Jasnowidz Krzysztof Jackowski w przeszłości zasłynął z licznych współprac z policją, które faktycznie przyczyniły się do rozwikłania niejednej zagadki kryminalnej oraz odnalezienia zwłok zaginionych osób. W ostatnich latach można odnieść wrażenie, że profeta nieco się przebranżowił, ponieważ w jego wizjach dominują tematy społeczne i polityczne. Krzysztof Jackowski od wielu miesięcy wieszczy wykorzystanie broni biologicznej, wprowadzenie barykad na ulicach wybranych miast czy ekonomiczną transformację świata. Teraz Krzysztof Jackowski skupił się na wykreowanym w ostatnich latach konflikcie gospodarczym. W opinii wieszcza jego skutki mogą być przerażające.
Ze słów jasnowidza Jackowskiego wynika, że świat stoi u progu wielkiego konfliktu. Wojna pomiędzy Ukrainą i Rosją to zaledwie początek.
"To jest taki etap w tej chwili na świecie, że gdyby się uspokoiło, to i tak ten świat nie mógłby wrócić na tory tego, co było" - straszy jasnowidz Krzyszto Jackowski.
Nie jest tajemnicą, że jasnowidz z Człuchowa swoje przepowiednie opiera na analizie bieżących wydarzeń. W związku z tym, w zapowiedziach Krzysztofa Jackowskiego przewijają się informacje, o których niektórzy mogli już wcześniej słyszeć w mediach. Należą do nich m.in. rosnąca potęga Chin, od której Europa powinna zacząć się uniezależniać. W przeciwnym razie jej bezpieczeństwo będzie realnie zagrożone przez układ Rosja-Chiny.
"Ja mówiłem, że możemy czuć się w miarę bezpiecznie do momentu, aż na świecie będzie trwał tylko jeden konflikt. Natomiast powstanie drugi konflikt i wtedy to wszystko rozgorzeje. I coraz bardziej widać, że Zachód ze Wschodem już nie ma, co sobie zaoferować" - tłumaczy "specjalista" Jackowski.
Jasnowidz Krzysztof Jackowski uważa, że teraz świat znajduje się w sytuacji patowej. Niczym wojenny strateg stwierdził, że obecny układ sił może doprowadzić do wybuchu konfliktu konwencjonalnego. Już w przyszłym miesiącu światowa ekonomia znajdzie się na krawędzi. Co to dla nas oznacza?
"Kwiecień kojarzy mi się niepokojący [...] To się zacznie propagandowo. Chiny będą chciały wyjawić jakąś tajemnicę, która może być bardzo nieprzyjemna dla Zachodu. To będzie coś ważnego, szkalującego Zachód. Ludzie zaczną jednak z tego powodu wychodzić na ulice. Będzie wtedy podany komunikat, że mamy zrobić zapasy wody i jedzenia" - straszy jasnowidz Jackowski.

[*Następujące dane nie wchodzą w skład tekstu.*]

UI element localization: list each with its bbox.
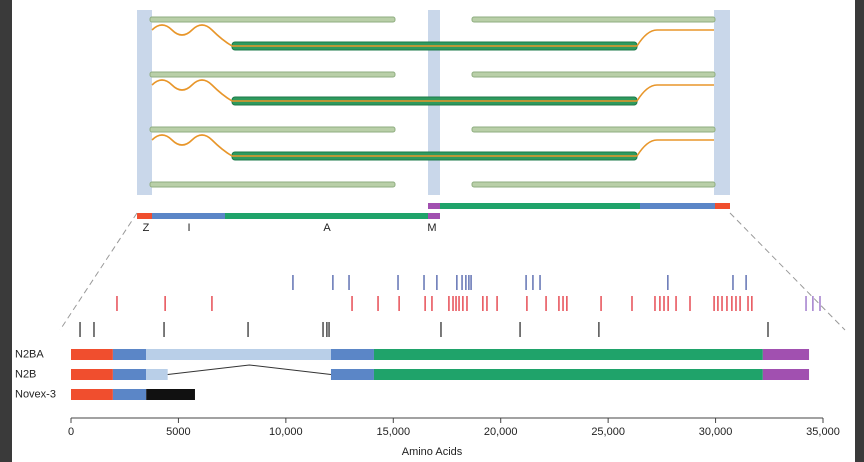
segment	[373, 349, 763, 360]
thin-filament	[149, 181, 396, 188]
m-band	[428, 203, 440, 209]
i-band	[640, 203, 715, 209]
x-tick-label: 0	[68, 426, 74, 438]
z-disc	[714, 10, 730, 195]
thin-filament	[471, 181, 716, 188]
thin-filament	[471, 126, 716, 133]
zoom-line	[59, 212, 138, 331]
thin-filament	[149, 126, 396, 133]
splice-line	[167, 364, 332, 375]
x-tick-label: 35,000	[806, 426, 840, 438]
x-tick-label: 15,000	[376, 426, 410, 438]
segment	[762, 349, 810, 360]
i-band	[152, 213, 225, 219]
segment	[373, 369, 763, 380]
m-band	[428, 213, 440, 219]
band-label: I	[187, 222, 190, 234]
x-tick-label: 20,000	[484, 426, 518, 438]
band-label: M	[427, 222, 436, 234]
thin-filament	[149, 16, 396, 23]
segment	[112, 389, 147, 400]
z-band	[137, 213, 152, 219]
titin-spring	[151, 134, 233, 157]
thin-filament	[149, 71, 396, 78]
thin-filament	[471, 71, 716, 78]
x-tick-label: 25,000	[591, 426, 625, 438]
titin-spring	[636, 139, 714, 157]
segment	[330, 369, 374, 380]
segment	[112, 349, 147, 360]
segment	[146, 369, 168, 380]
segment	[146, 389, 195, 400]
x-axis-label: Amino Acids	[402, 446, 463, 458]
a-band	[440, 203, 640, 209]
isoform-name: N2BA	[15, 348, 44, 360]
band-label: A	[323, 222, 331, 234]
isoform-name: Novex-3	[15, 388, 56, 400]
titin-spring	[636, 29, 714, 47]
segment	[146, 349, 331, 360]
z-disc	[137, 10, 152, 195]
x-tick-label: 5000	[166, 426, 190, 438]
titin-spring	[636, 84, 714, 102]
segment	[112, 369, 147, 380]
titin-spring	[151, 79, 233, 102]
z-band	[715, 203, 730, 209]
x-tick-label: 30,000	[699, 426, 733, 438]
segment	[71, 389, 113, 400]
titin-spring	[151, 24, 233, 47]
segment	[762, 369, 810, 380]
zoom-line	[729, 212, 846, 331]
segment	[330, 349, 374, 360]
band-label: Z	[143, 222, 150, 234]
segment	[71, 369, 113, 380]
sarcomere: Z I A M	[59, 10, 846, 331]
a-band	[225, 213, 428, 219]
isoform-name: N2B	[15, 368, 36, 380]
x-tick-label: 10,000	[269, 426, 303, 438]
thin-filament	[471, 16, 716, 23]
segment	[71, 349, 113, 360]
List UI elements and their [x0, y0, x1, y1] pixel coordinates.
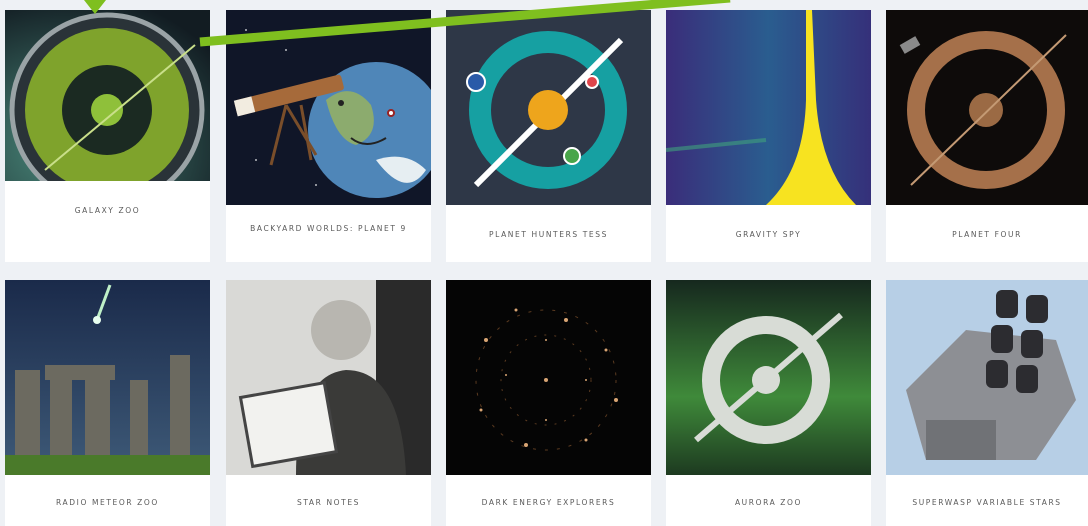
- project-card[interactable]: STAR NOTES: [226, 280, 431, 526]
- project-title: AURORA ZOO: [680, 497, 857, 508]
- projects-page: GALAXY ZOO BACKYARD WORLDS: PLANET 9 PLA…: [0, 0, 1088, 526]
- project-card[interactable]: GRAVITY SPY: [666, 10, 871, 262]
- project-title: PLANET FOUR: [900, 229, 1074, 240]
- card-image: [446, 10, 651, 205]
- project-title: BACKYARD WORLDS: PLANET 9: [240, 223, 417, 234]
- card-image: [226, 280, 431, 475]
- card-image: [226, 10, 431, 205]
- project-title: SUPERWASP VARIABLE STARS: [900, 497, 1074, 508]
- project-title: GALAXY ZOO: [19, 205, 196, 216]
- card-image: [666, 280, 871, 475]
- card-image: [886, 10, 1088, 205]
- card-image: [886, 280, 1088, 475]
- project-card[interactable]: GALAXY ZOO: [5, 10, 210, 262]
- project-title: DARK ENERGY EXPLORERS: [460, 497, 637, 508]
- project-card[interactable]: PLANET FOUR: [886, 10, 1088, 262]
- project-title: GRAVITY SPY: [680, 229, 857, 240]
- project-card[interactable]: SUPERWASP VARIABLE STARS: [886, 280, 1088, 526]
- card-image: [5, 10, 210, 181]
- project-title: STAR NOTES: [240, 497, 417, 508]
- project-card[interactable]: DARK ENERGY EXPLORERS: [446, 280, 651, 526]
- project-card[interactable]: BACKYARD WORLDS: PLANET 9: [226, 10, 431, 262]
- project-card[interactable]: AURORA ZOO: [666, 280, 871, 526]
- card-image: [5, 280, 210, 475]
- card-image: [446, 280, 651, 475]
- project-card[interactable]: PLANET HUNTERS TESS: [446, 10, 651, 262]
- project-card[interactable]: RADIO METEOR ZOO: [5, 280, 210, 526]
- project-title: PLANET HUNTERS TESS: [460, 229, 637, 240]
- page: {"cards": [ {"title": "GALAXY ZOO"}, {"t…: [0, 0, 1088, 526]
- project-title: RADIO METEOR ZOO: [19, 497, 196, 508]
- card-image: [666, 10, 871, 205]
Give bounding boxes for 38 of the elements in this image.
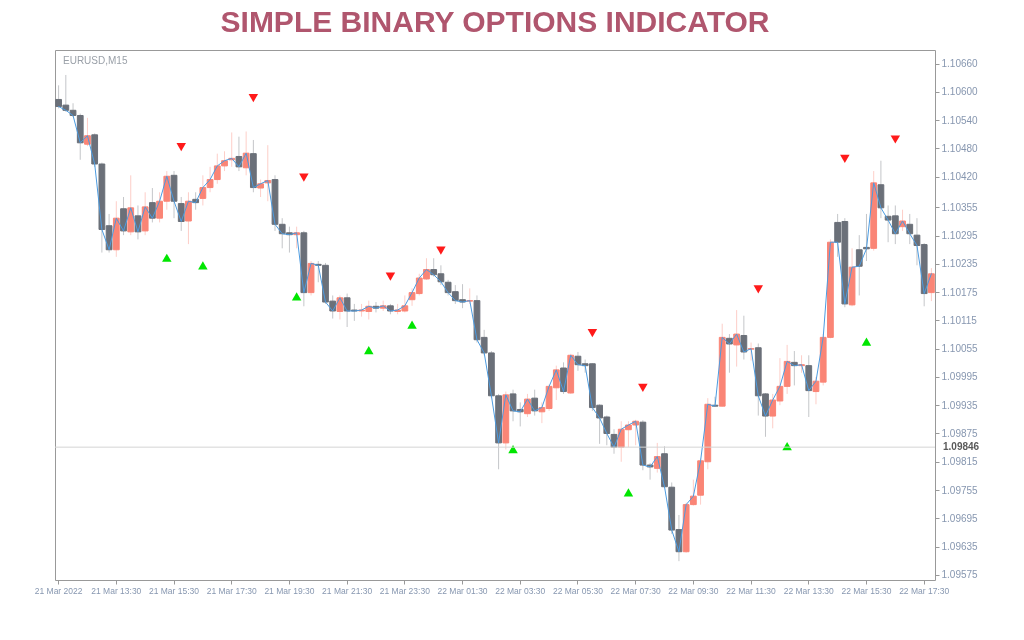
x-tick-label: 22 Mar 03:30 (495, 585, 546, 596)
x-tick-label: 21 Mar 17:30 (206, 585, 258, 596)
y-tick-label: 1.10235 (941, 258, 979, 270)
chart-title: SIMPLE BINARY OPTIONS INDICATOR (220, 5, 770, 38)
y-tick-label: 1.09575 (941, 569, 979, 581)
x-tick-label: 21 Mar 19:30 (264, 585, 315, 596)
annotation: EURUSD,M15 (63, 55, 128, 66)
x-tick-label: 21 Mar 15:30 (148, 585, 200, 596)
x-tick-label: 21 Mar 21:30 (322, 585, 373, 596)
x-tick-label: 22 Mar 01:30 (437, 585, 488, 596)
x-tick-label: 22 Mar 13:30 (783, 585, 835, 596)
ref-line-label: 1.09846 (943, 441, 980, 453)
x-tick-label: 22 Mar 11:30 (726, 585, 777, 596)
y-tick-label: 1.10295 (941, 230, 979, 242)
y-tick-label: 1.09695 (941, 512, 979, 524)
x-tick-label: 22 Mar 15:30 (841, 585, 892, 596)
y-tick-label: 1.10175 (941, 286, 979, 298)
y-tick-label: 1.10355 (941, 201, 979, 213)
x-tick-label: 22 Mar 05:30 (552, 585, 604, 596)
y-tick-label: 1.09995 (941, 371, 979, 383)
y-tick-label: 1.10660 (941, 58, 979, 70)
y-tick-label: 1.09635 (941, 541, 979, 553)
y-tick-label: 1.10055 (941, 343, 979, 355)
x-tick-label: 21 Mar 2022 (34, 585, 83, 596)
y-tick-label: 1.10540 (941, 114, 979, 126)
y-tick-label: 1.09815 (941, 456, 979, 468)
x-tick-label: 22 Mar 07:30 (610, 585, 661, 596)
y-tick-label: 1.09875 (941, 427, 979, 439)
x-tick-label: 21 Mar 13:30 (91, 585, 142, 596)
x-tick-label: 21 Mar 23:30 (379, 585, 431, 596)
x-tick-label: 22 Mar 09:30 (668, 585, 719, 596)
x-tick-label: 22 Mar 17:30 (899, 585, 950, 596)
y-tick-label: 1.10420 (941, 171, 979, 183)
y-tick-label: 1.10115 (941, 314, 978, 326)
y-tick-label: 1.09935 (941, 399, 979, 411)
y-tick-label: 1.10480 (941, 142, 979, 154)
y-tick-label: 1.10600 (941, 86, 979, 98)
y-tick-label: 1.09755 (941, 484, 979, 496)
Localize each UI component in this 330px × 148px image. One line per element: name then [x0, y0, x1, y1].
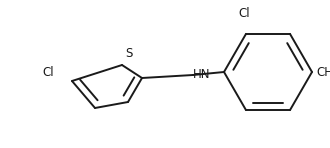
Text: CH₃: CH₃ — [316, 66, 330, 78]
Text: Cl: Cl — [238, 7, 250, 20]
Text: S: S — [125, 47, 132, 60]
Text: HN: HN — [193, 69, 211, 82]
Text: Cl: Cl — [42, 66, 54, 79]
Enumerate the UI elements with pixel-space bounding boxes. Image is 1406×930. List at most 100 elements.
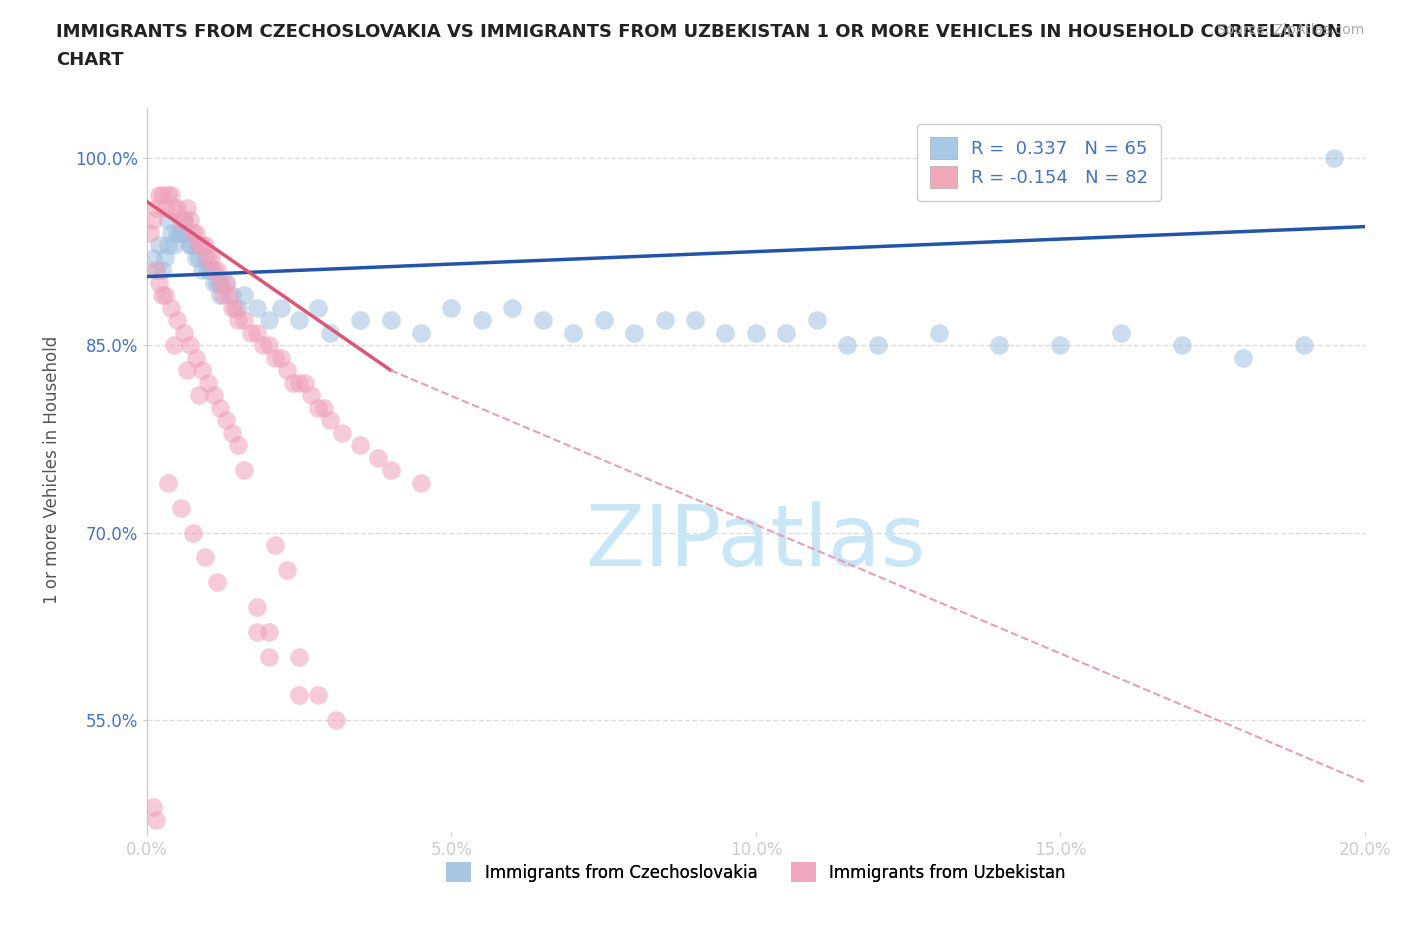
Point [191, 363, 214, 378]
Point [367, 450, 389, 465]
Point [202, 275, 225, 290]
Point [288, 687, 311, 702]
Point [283, 375, 305, 390]
Point [221, 425, 243, 440]
Point [194, 550, 217, 565]
Point [187, 388, 209, 403]
Point [1323, 151, 1346, 166]
Point [148, 188, 170, 203]
Point [257, 625, 280, 640]
Point [197, 263, 219, 278]
Point [160, 188, 183, 203]
Point [173, 213, 195, 228]
Point [176, 363, 198, 378]
Point [179, 238, 201, 253]
Y-axis label: 1 or more Vehicles in Household: 1 or more Vehicles in Household [44, 336, 60, 604]
Point [264, 351, 287, 365]
Point [169, 225, 191, 240]
Point [257, 650, 280, 665]
Point [239, 326, 262, 340]
Text: ZIPatlas: ZIPatlas [585, 501, 927, 584]
Point [380, 462, 402, 477]
Point [806, 312, 828, 327]
Point [209, 400, 232, 415]
Point [184, 351, 207, 365]
Point [173, 326, 195, 340]
Point [228, 300, 250, 315]
Point [288, 375, 311, 390]
Point [233, 462, 256, 477]
Point [215, 275, 238, 290]
Point [166, 225, 188, 240]
Point [163, 238, 186, 253]
Point [270, 300, 292, 315]
Point [409, 326, 432, 340]
Point [200, 250, 222, 265]
Point [714, 326, 737, 340]
Point [246, 600, 269, 615]
Point [330, 425, 353, 440]
Point [191, 238, 214, 253]
Point [294, 375, 316, 390]
Point [318, 413, 340, 428]
Point [145, 201, 167, 216]
Point [150, 288, 173, 303]
Point [233, 288, 256, 303]
Point [155, 250, 177, 265]
Point [246, 326, 269, 340]
Point [179, 213, 201, 228]
Point [349, 438, 371, 453]
Point [307, 300, 329, 315]
Point [264, 538, 287, 552]
Point [745, 326, 768, 340]
Point [166, 201, 188, 216]
Point [409, 475, 432, 490]
Point [150, 188, 173, 203]
Point [142, 213, 165, 228]
Point [257, 312, 280, 327]
Text: CHART: CHART [56, 51, 124, 69]
Point [169, 225, 191, 240]
Point [173, 213, 195, 228]
Point [209, 275, 232, 290]
Point [1171, 338, 1194, 352]
Point [163, 201, 186, 216]
Point [288, 650, 311, 665]
Point [160, 225, 183, 240]
Point [184, 250, 207, 265]
Point [252, 338, 274, 352]
Point [184, 225, 207, 240]
Point [145, 263, 167, 278]
Point [142, 250, 165, 265]
Point [212, 288, 235, 303]
Point [299, 388, 322, 403]
Point [1292, 338, 1315, 352]
Point [197, 375, 219, 390]
Point [150, 263, 173, 278]
Point [325, 712, 347, 727]
Point [179, 338, 201, 352]
Point [160, 300, 183, 315]
Point [307, 687, 329, 702]
Point [928, 326, 950, 340]
Point [288, 312, 311, 327]
Point [531, 312, 554, 327]
Point [209, 275, 232, 290]
Point [181, 225, 204, 240]
Point [988, 338, 1011, 352]
Point [205, 263, 228, 278]
Point [221, 288, 243, 303]
Point [148, 238, 170, 253]
Point [276, 363, 298, 378]
Point [142, 800, 165, 815]
Point [166, 312, 188, 327]
Point [145, 812, 167, 827]
Point [179, 238, 201, 253]
Point [155, 288, 177, 303]
Point [200, 263, 222, 278]
Point [205, 275, 228, 290]
Point [683, 312, 706, 327]
Point [440, 300, 463, 315]
Point [562, 326, 585, 340]
Point [233, 312, 256, 327]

Zdaniem Krzysztofa Jackowskiego, w kwietniu sytuacja stanie się tak napięta, że cały świat z zapartym tchem będzie oczekiwał ewentualnego wybuchu konfliktu zbrojnego. Jeśli rzeczywiście dojdzie do rozlewu krwi, Rosja może na tym sporo stracić. Słowa jasnowidza Jackowskiego wydają się nieco oderwane od rzeczywistości, bowiem od wielu miesięcy pomimo ponoszonych strat, rosyjscy żołnierze na Ukrainie wciąż utrzymuje swoje pozycje.
Nic nie wskazuje na to, aby Ukraińcy mieli szansę na odzyskanie zajętych przed ponad rokiem terenów. Co więcej, prezydent Ukrainy Wołodymyr Zełenski póki co, ani myśli godzić się na wszczęcie pertraktacji pokojowych, co dodatkowo oddala wizję zakończenia rozlewu krwi. Profeta z Człuchowa w oparciu o ostatnie wydarzenia, nie ma zbyt wielkich nadziei na nastanie pokoju u naszych wschodnich sąsiadów.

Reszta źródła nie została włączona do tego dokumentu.